Alkylation and oxidative‐DNA damage repair activity in blood leukocytes of smokers and non‐smokers

Abstract

The levels of 3 DNA repair enzymes involved in alkylation and oxidative DNA damage repair in human peripheral blood leukocytes were measured in 20 smokers and 17 non‐smokers. No differences in O⁶‐alkylguanine‐DNA‐alkyltransferase (AGT) activity were found between the 2 groups and the AGT distribution within the population appeared to be unimodal. In contrast, the mean activities of both the methylpurine (MeP)‐ and the 2‐6‐diamino‐4‐hydroxy‐5N formamidopyrimidine (FaPy)‐DNA glycosylases were higher in the smokers, although only the difference between the MeP‐DNA glycosylase means was statistically significant. The standard deviations of these 2 enzymes were also higher in the smokers. The MeP‐DNA glycosylase activity showed a bimodal distribution when all subjects were considered.

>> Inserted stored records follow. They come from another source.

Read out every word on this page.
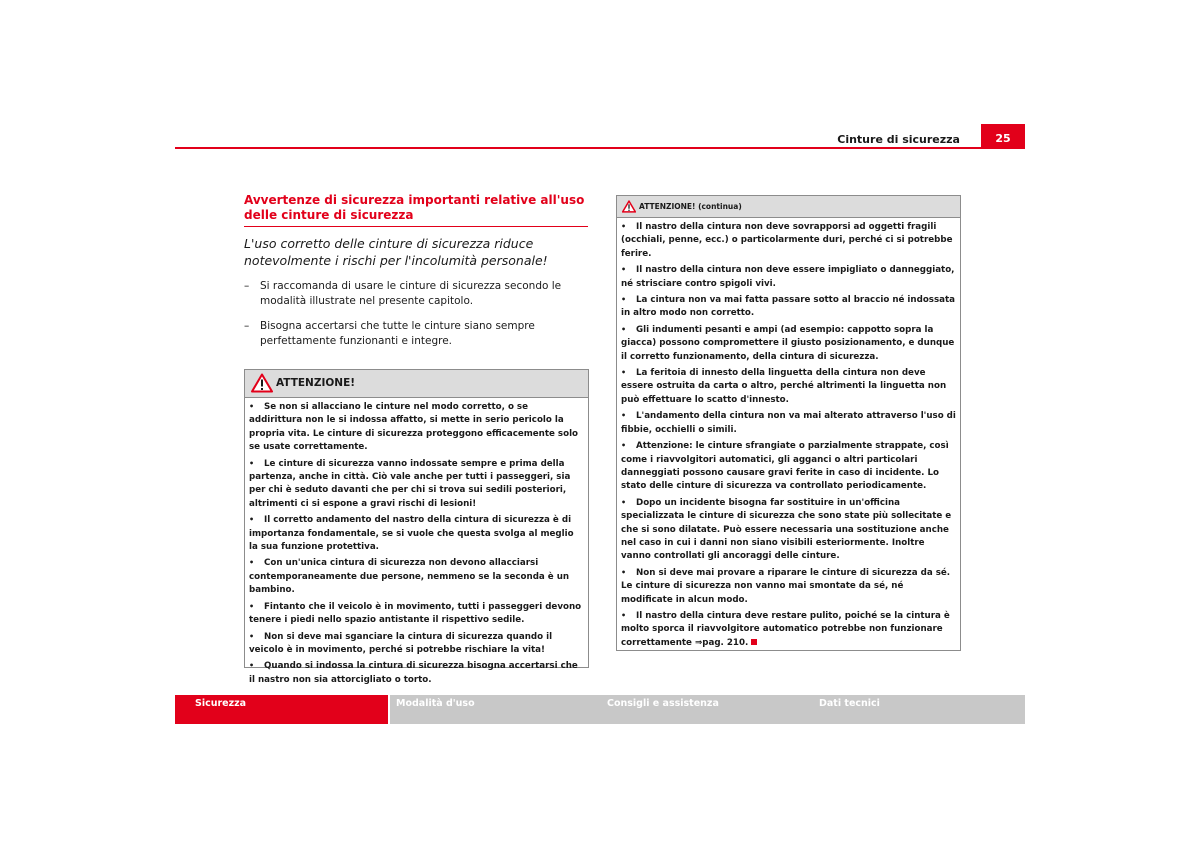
Cinture di sicurezza	25
Avvertenze di sicurezza importanti relative all'uso delle cinture di sicurezza
L'uso corretto delle cinture di sicurezza riduce notevolmente i rischi per l'incolumità personale!
–	Si raccomanda di usare le cinture di sicurezza secondo le modalità illustrate nel presente capitolo.
–	Bisogna accertarsi che tutte le cinture siano sempre perfettamente funzionanti e integre.
ATTENZIONE!
• Se non si allacciano le cinture nel modo corretto, o se addirittura non le si indossa affatto, si mette in serio pericolo la propria vita. Le cinture di sicurezza proteggono efficacemente solo se usate correttamente.
• Le cinture di sicurezza vanno indossate sempre e prima della partenza, anche in città. Ciò vale anche per tutti i passeggeri, sia per chi è seduto davanti che per chi si trova sui sedili posteriori, altrimenti ci si espone a gravi rischi di lesioni!
• Il corretto andamento del nastro della cintura di sicurezza è di importanza fondamentale, se si vuole che questa svolga al meglio la sua funzione protettiva.
• Con un'unica cintura di sicurezza non devono allacciarsi contemporaneamente due persone, nemmeno se la seconda è un bambino.
• Fintanto che il veicolo è in movimento, tutti i passeggeri devono tenere i piedi nello spazio antistante il rispettivo sedile.
• Non si deve mai sganciare la cintura di sicurezza quando il veicolo è in movimento, perché si potrebbe rischiare la vita!
• Quando si indossa la cintura di sicurezza bisogna accertarsi che il nastro non sia attorcigliato o torto.
ATTENZIONE! (continua)
• Il nastro della cintura non deve sovrapporsi ad oggetti fragili (occhiali, penne, ecc.) o particolarmente duri, perché ci si potrebbe ferire.
• Il nastro della cintura non deve essere impigliato o danneggiato, né strisciare contro spigoli vivi.
• La cintura non va mai fatta passare sotto al braccio né indossata in altro modo non corretto.
• Gli indumenti pesanti e ampi (ad esempio: cappotto sopra la giacca) possono compromettere il giusto posizionamento, e dunque il corretto funzionamento, della cintura di sicurezza.
• La feritoia di innesto della linguetta della cintura non deve essere ostruita da carta o altro, perché altrimenti la linguetta non può effettuare lo scatto d'innesto.
• L'andamento della cintura non va mai alterato attraverso l'uso di fibbie, occhielli o simili.
• Attenzione: le cinture sfrangiate o parzialmente strappate, così come i riavvolgitori automatici, gli agganci o altri particolari danneggiati possono causare gravi ferite in caso di incidente. Lo stato delle cinture di sicurezza va controllato periodicamente.
• Dopo un incidente bisogna far sostituire in un'officina specializzata le cinture di sicurezza che sono state più sollecitate e che si sono dilatate. Può essere necessaria una sostituzione anche nel caso in cui i danni non siano visibili esteriormente. Inoltre vanno controllati gli ancoraggi delle cinture.
• Non si deve mai provare a riparare le cinture di sicurezza da sé. Le cinture di sicurezza non vanno mai smontate da sé, né modificate in alcun modo.
• Il nastro della cintura deve restare pulito, poiché se la cintura è molto sporca il riavvolgitore automatico potrebbe non funzionare correttamente ⇒pag. 210.
Sicurezza	Modalità d'uso	Consigli e assistenza	Dati tecnici
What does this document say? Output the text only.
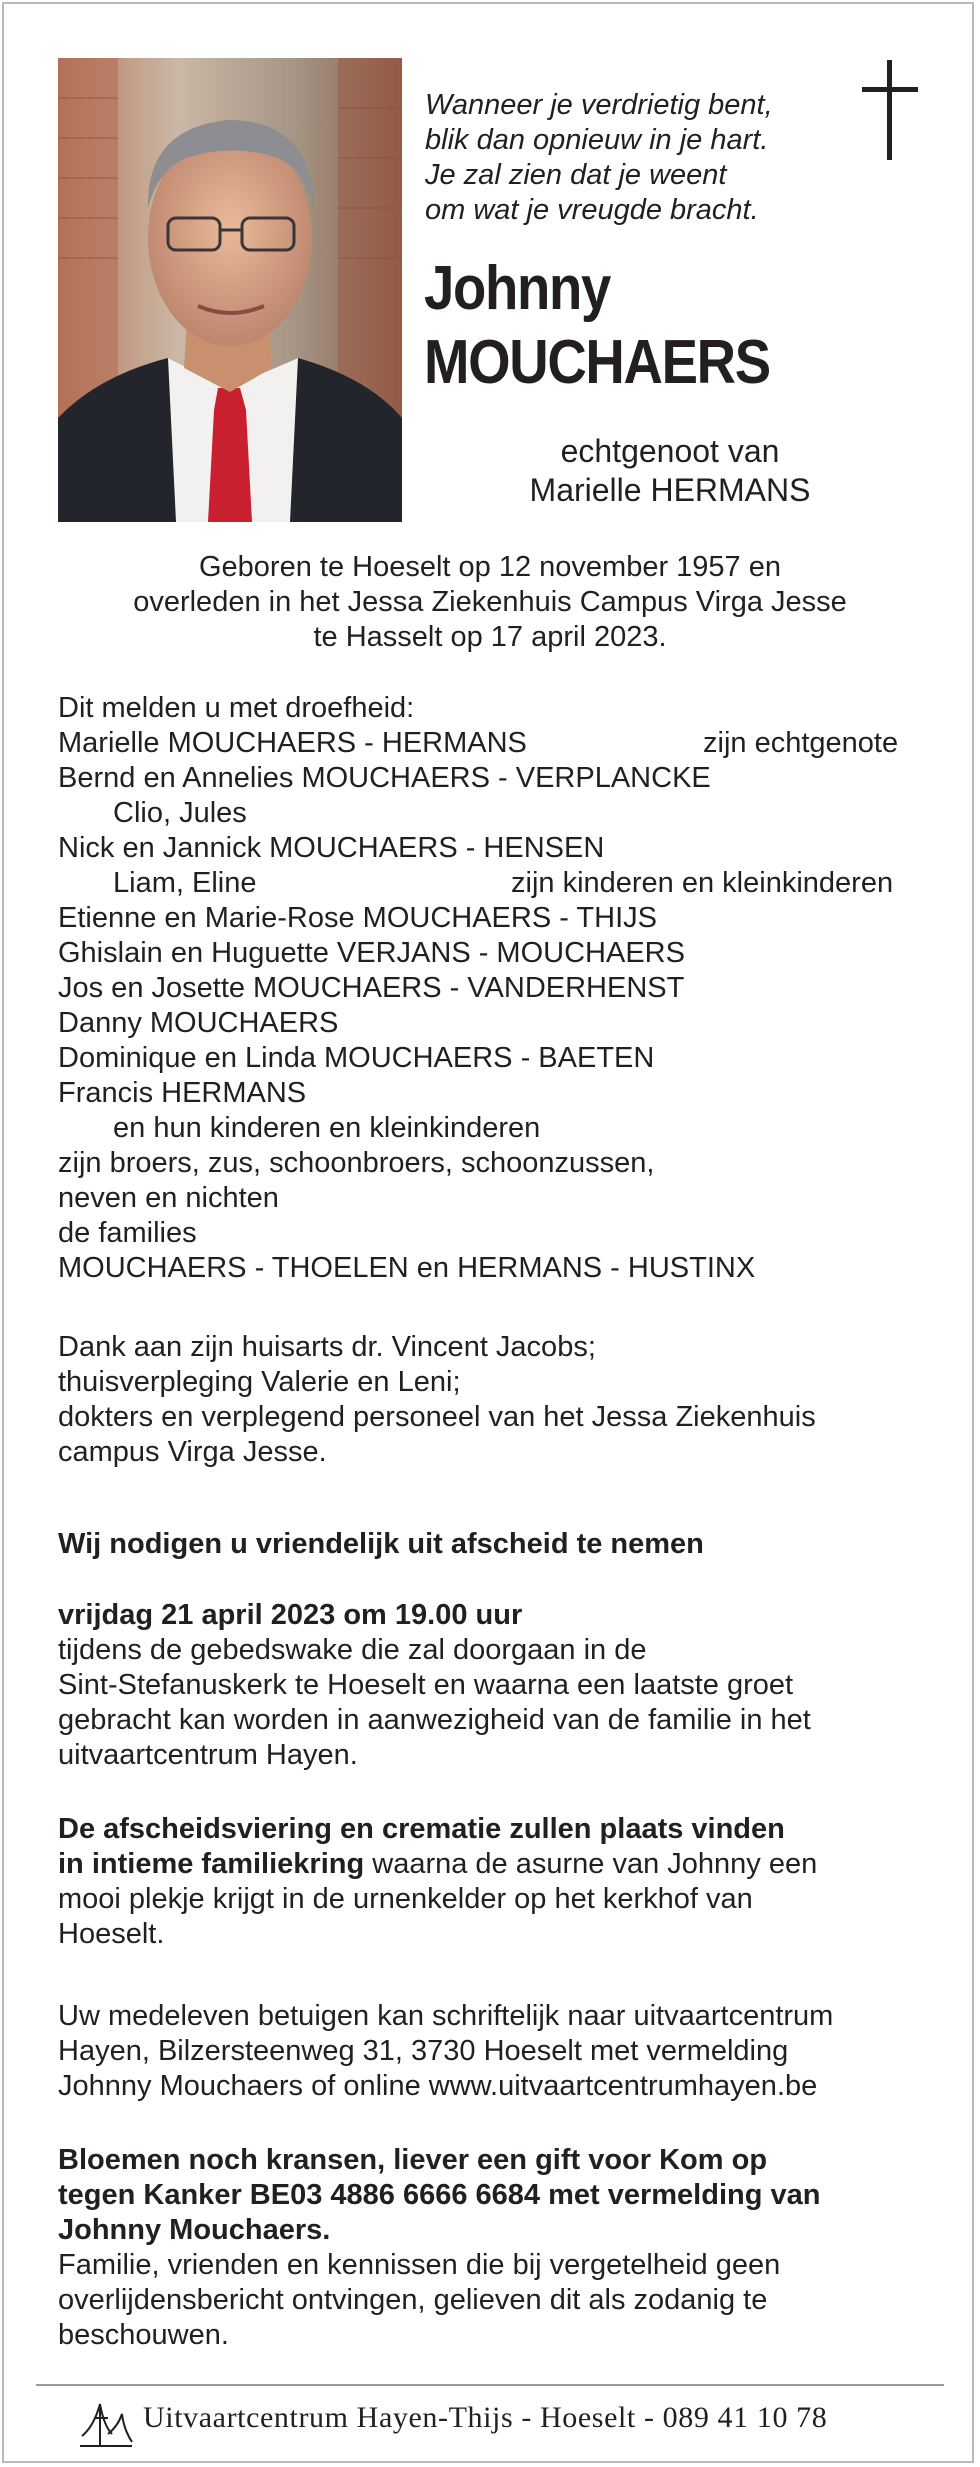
Wanneer je verdrietig bent,
blik dan opnieuw in je hart.
Je zal zien dat je weent
om wat je vreugde bracht.
Johnny
MOUCHAERS
echtgenoot van
Marielle HERMANS
Geboren te Hoeselt op 12 november 1957 en
overleden in het Jessa Ziekenhuis Campus Virga Jesse
te Hasselt op 17 april 2023.
Dit melden u met droefheid:
Marielle MOUCHAERS - HERMANS	zijn echtgenote
Bernd en Annelies MOUCHAERS - VERPLANCKE
Clio, Jules
Nick en Jannick MOUCHAERS - HENSEN
Liam, Eline	zijn kinderen en kleinkinderen
Etienne en Marie-Rose MOUCHAERS - THIJS
Ghislain en Huguette VERJANS - MOUCHAERS
Jos en Josette MOUCHAERS - VANDERHENST
Danny MOUCHAERS
Dominique en Linda MOUCHAERS - BAETEN
Francis HERMANS
en hun kinderen en kleinkinderen
zijn broers, zus, schoonbroers, schoonzussen,
neven en nichten
de families
MOUCHAERS - THOELEN en HERMANS - HUSTINX
Dank aan zijn huisarts dr. Vincent Jacobs;
thuisverpleging Valerie en Leni;
dokters en verplegend personeel van het Jessa Ziekenhuis
campus Virga Jesse.
Wij nodigen u vriendelijk uit afscheid te nemen
vrijdag 21 april 2023 om 19.00 uur
tijdens de gebedswake die zal doorgaan in de
Sint-Stefanuskerk te Hoeselt en waarna een laatste groet
gebracht kan worden in aanwezigheid van de familie in het
uitvaartcentrum Hayen.
De afscheidsviering en crematie zullen plaats vinden
in intieme familiekring waarna de asurne van Johnny een
mooi plekje krijgt in de urnenkelder op het kerkhof van
Hoeselt.
Uw medeleven betuigen kan schriftelijk naar uitvaartcentrum
Hayen, Bilzersteenweg 31, 3730 Hoeselt met vermelding
Johnny Mouchaers of online www.uitvaartcentrumhayen.be
Bloemen noch kransen, liever een gift voor Kom op
tegen Kanker BE03 4886 6666 6684 met vermelding van
Johnny Mouchaers.
Familie, vrienden en kennissen die bij vergetelheid geen
overlijdensbericht ontvingen, gelieven dit als zodanig te
beschouwen.
Uitvaartcentrum Hayen-Thijs - Hoeselt - 089 41 10 78
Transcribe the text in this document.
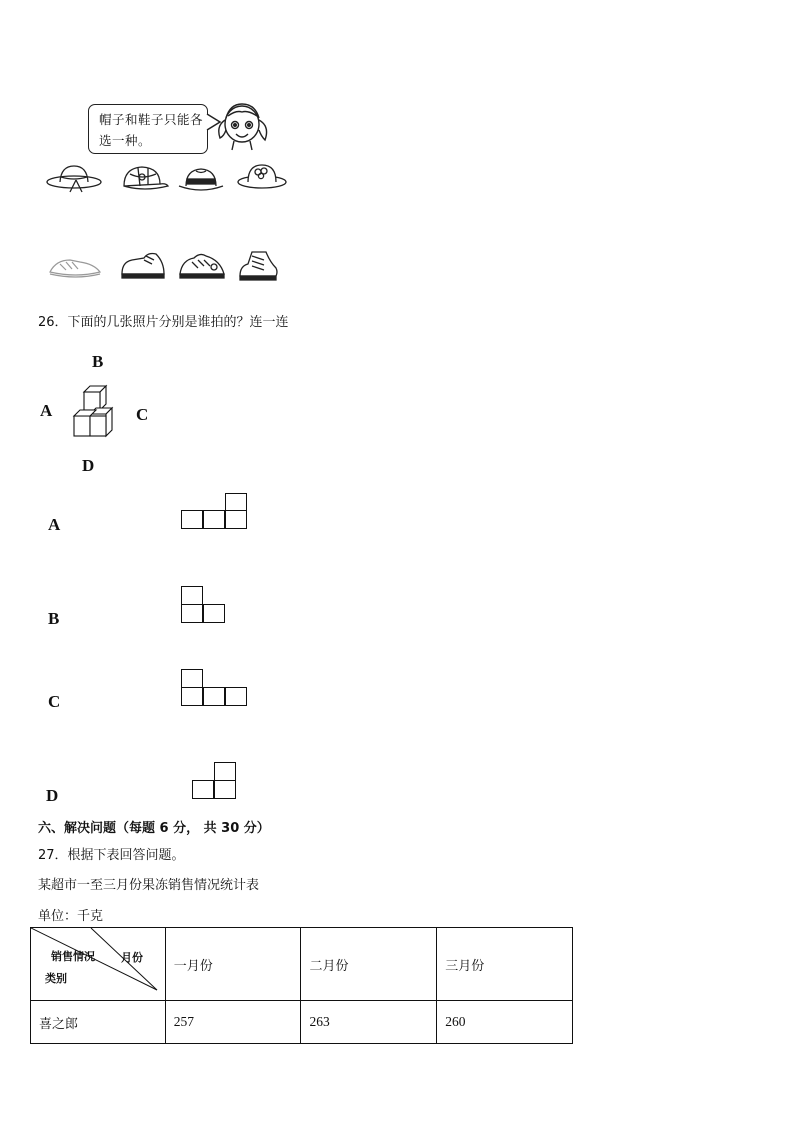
帽子和鞋子只能各选一种。
26．下面的几张照片分别是谁拍的？连一连
B
A	C
D
A
B
C
D
六、解决问题（每题 6 分， 共 30 分）
27．根据下表回答问题。
某超市一至三月份果冻销售情况统计表
单位：千克
销售情况 月份
类别	一月份	二月份	三月份
喜之郎	257	263	260
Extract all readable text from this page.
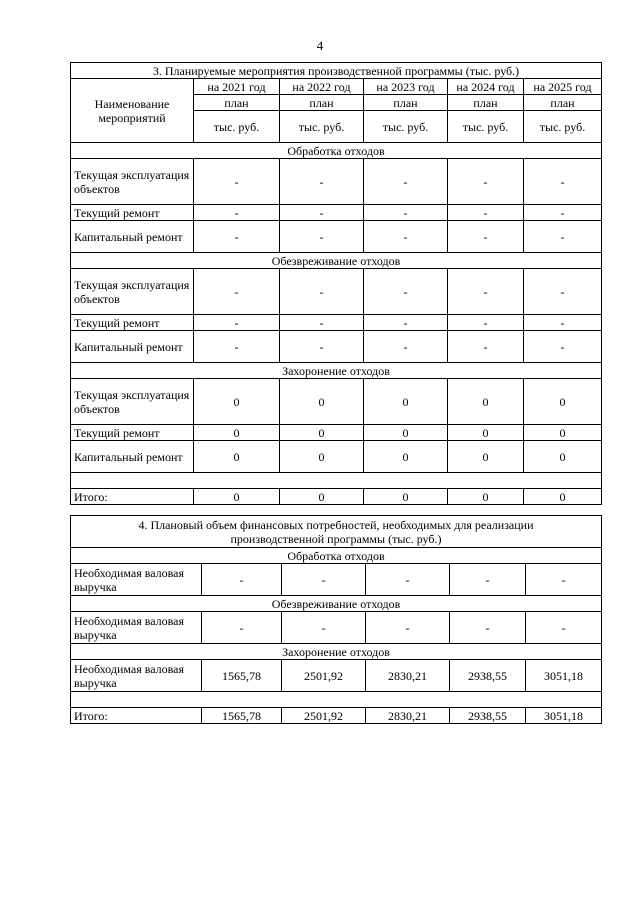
4
3. Планируемые мероприятия производственной программы (тыс. руб.)					
Наименование мероприятий	на 2021 год	на 2022 год	на 2023 год	на 2024 год	на 2025 год
	план	план	план	план	план
	тыс. руб.	тыс. руб.	тыс. руб.	тыс. руб.	тыс. руб.
Обработка отходов					
Текущая эксплуатация объектов	-	-	-	-	-
Текущий ремонт	-	-	-	-	-
Капитальный ремонт	-	-	-	-	-
Обезвреживание отходов					
Текущая эксплуатация объектов	-	-	-	-	-
Текущий ремонт	-	-	-	-	-
Капитальный ремонт	-	-	-	-	-
Захоронение отходов					
Текущая эксплуатация объектов	0	0	0	0	0
Текущий ремонт	0	0	0	0	0
Капитальный ремонт	0	0	0	0	0

Итого:	0	0	0	0	0
4. Плановый объем финансовых потребностей, необходимых для реализации производственной программы (тыс. руб.)					
Обработка отходов					
Необходимая валовая выручка	-	-	-	-	-
Обезвреживание отходов					
Необходимая валовая выручка	-	-	-	-	-
Захоронение отходов					
Необходимая валовая выручка	1565,78	2501,92	2830,21	2938,55	3051,18

Итого:	1565,78	2501,92	2830,21	2938,55	3051,18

This may in part be due to the smoking habit; 83% of the subjects with enzyme activities higher than 500fmoles/mg protein were current smokers, whilst 85% of the non‐smokers had lower enzyme activities. However, if the smokers were considered separately, a bimodal distribution of this enzyme activity could still be observed. No strong correlation was observed between enzyme activity and age, although the slopes of the regression lines of enzyme activity on age were all negative. The relationship between enzyme activities was studied by bivariate distribution and a strong correlation was only found between the MeP‐DNA glycosylase and the FaPy‐glycosylase, with the highest values of both enzyme activities being observed in the smokers and the lowest in the non‐smokers. Our results suggest that the activity of certain DNA repair enzymes can be modulated by environmental exposure.